しかし、「政府と対等の地位にのぼる」ということは容易なことではない。相当に勉
学に励み、知識を持たなければ、対等な会話すらすることができない。しかし、そこま
での知識を持つことができたならば、どのような状況でも対応することができる。
福澤は文字を読むにしても、
「読むだけでなく、物事の道理も知らなければならない」
と述べている。福澤自身もそれを徹底して実践することで、日々学んでいたのである。
だからこそ、今日偉大な存在として名を残しているのだと思う。
では、現代の日本はどうであるか。私たちは果たして政府と対等な関係を築けている
のだろうか。選挙活動を例に挙げてみる。選挙活動を行う議員は、当選したいという一
心で国民の要望を親身になって聞き、固く握手を交わしてくれる光景をよく見る。しか
し当選してしまえば一変して、マニフェストに書いていたことは実行せず、自分の利益
ばかりを考える議員が目についてしまう。
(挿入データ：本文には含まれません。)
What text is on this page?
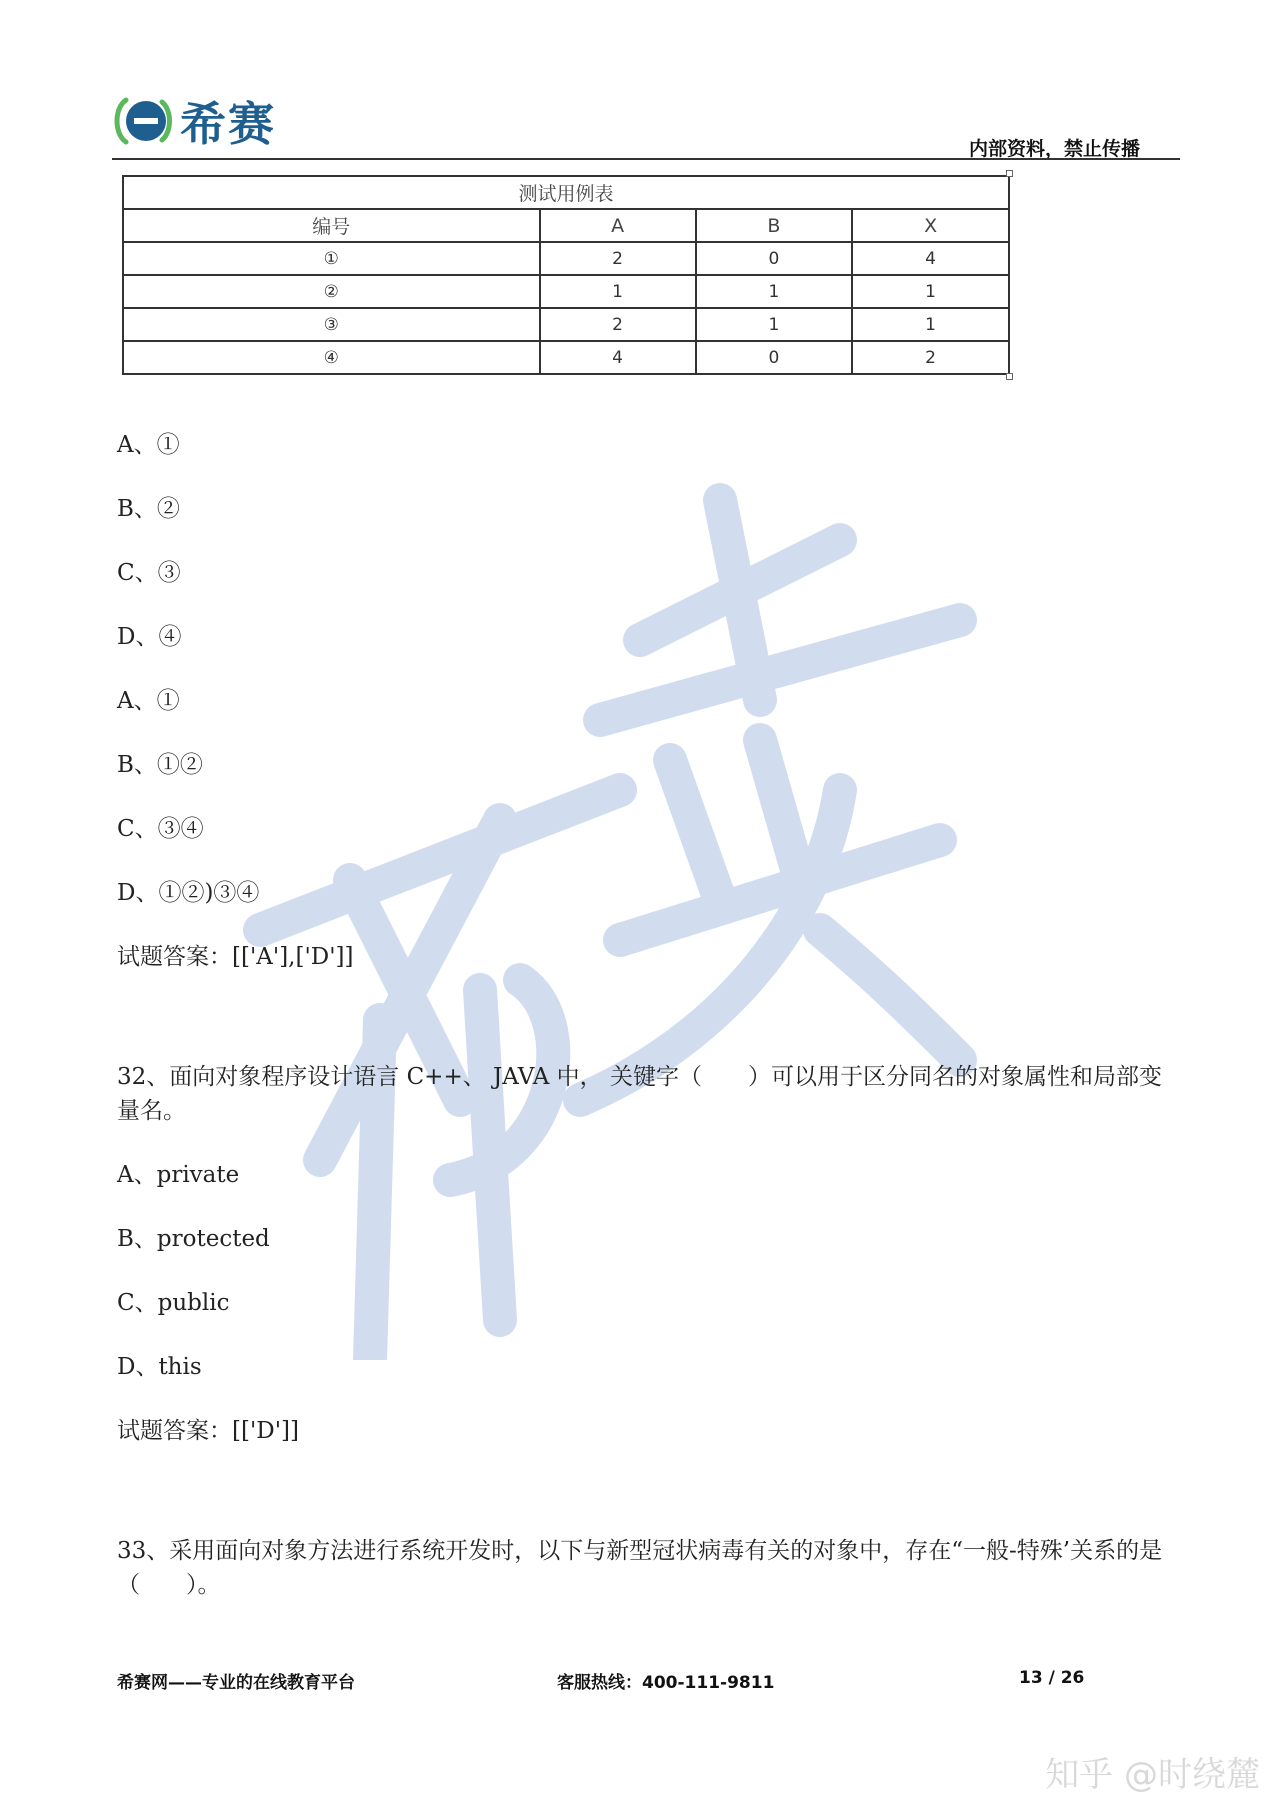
希赛	内部资料，禁止传播
测试用例表			
编号	A	B	X
①	2	0	4
②	1	1	1
③	2	1	1
④	4	0	2
A、①
B、②
C、③
D、④
A、①
B、①②
C、③④
D、①②)③④
试题答案：[['A'],['D']]
32、面向对象程序设计语言 C++、 JAVA 中， 关键字（　　）可以用于区分同名的对象属性和局部变量名。
A、private
B、protected
C、public
D、this
试题答案：[['D']]
33、采用面向对象方法进行系统开发时，以下与新型冠状病毒有关的对象中，存在“一般-特殊’关系的是（　　）。
希赛网——专业的在线教育平台	客服热线：400-111-9811	13 / 26
知乎 @时绕麓
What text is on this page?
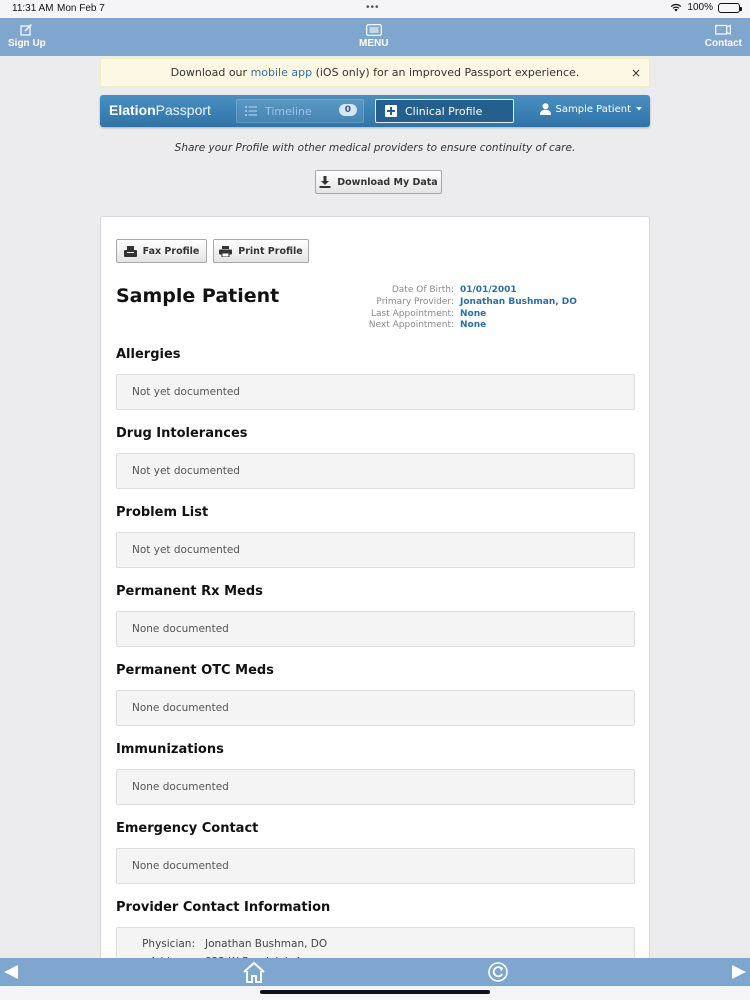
11:31 AM Mon Feb 7	•••	100%
Sign Up	MENU	Contact
Download our mobile app (iOS only) for an improved Passport experience.	×
ElationPassport	Timeline	0	Clinical Profile	Sample Patient
Share your Profile with other medical providers to ensure continuity of care.
Download My Data
Fax Profile	Print Profile
Sample Patient	Date Of Birth: 01/01/2001
Primary Provider: Jonathan Bushman, DO
Last Appointment: None
Next Appointment: None
Allergies
Not yet documented
Drug Intolerances
Not yet documented
Problem List
Not yet documented
Permanent Rx Meds
None documented
Permanent OTC Meds
None documented
Immunizations
None documented
Emergency Contact
None documented
Provider Contact Information
Physician: Jonathan Bushman, DO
この姿勢を変えるためには、このような人以
上の道理を身に着けて、物を申さなければ受け入れてもらえないということになる。
福澤は生涯を通して学問に励み、社会で生きていくうえで常識的な知識を身に着けて
きた。
福澤は塾を開講し、多くの生徒に自身が学んできたことを伝授してきた。それは、一
人でも多くの人が自分と同じようになって欲しいとと望むと同時に、未来を担う若者に
日本をより良く改革してほしいという思いがあったのだと考える。よって、多くの人に
学ぶ重要性を伝えているのではないだろうか。
ここで、現在問題になっている秘密保護法案について考えてみる。この法案は国民の
知る権利、表現の自由を脅かすものである。既にこの法案は可決されたが、多くの国民
が反対の声を上げている。しかし、政府は国民の意見をこの法案に反映させること可決
にいたった。今日の日本は、国民と政府とが対等な関係を築けているとはいえない。政
府の一方的な政治に、国民は振り回されている。過去の歴史を振り返って、本当にこの
法案があってよいのかを考えなければならない。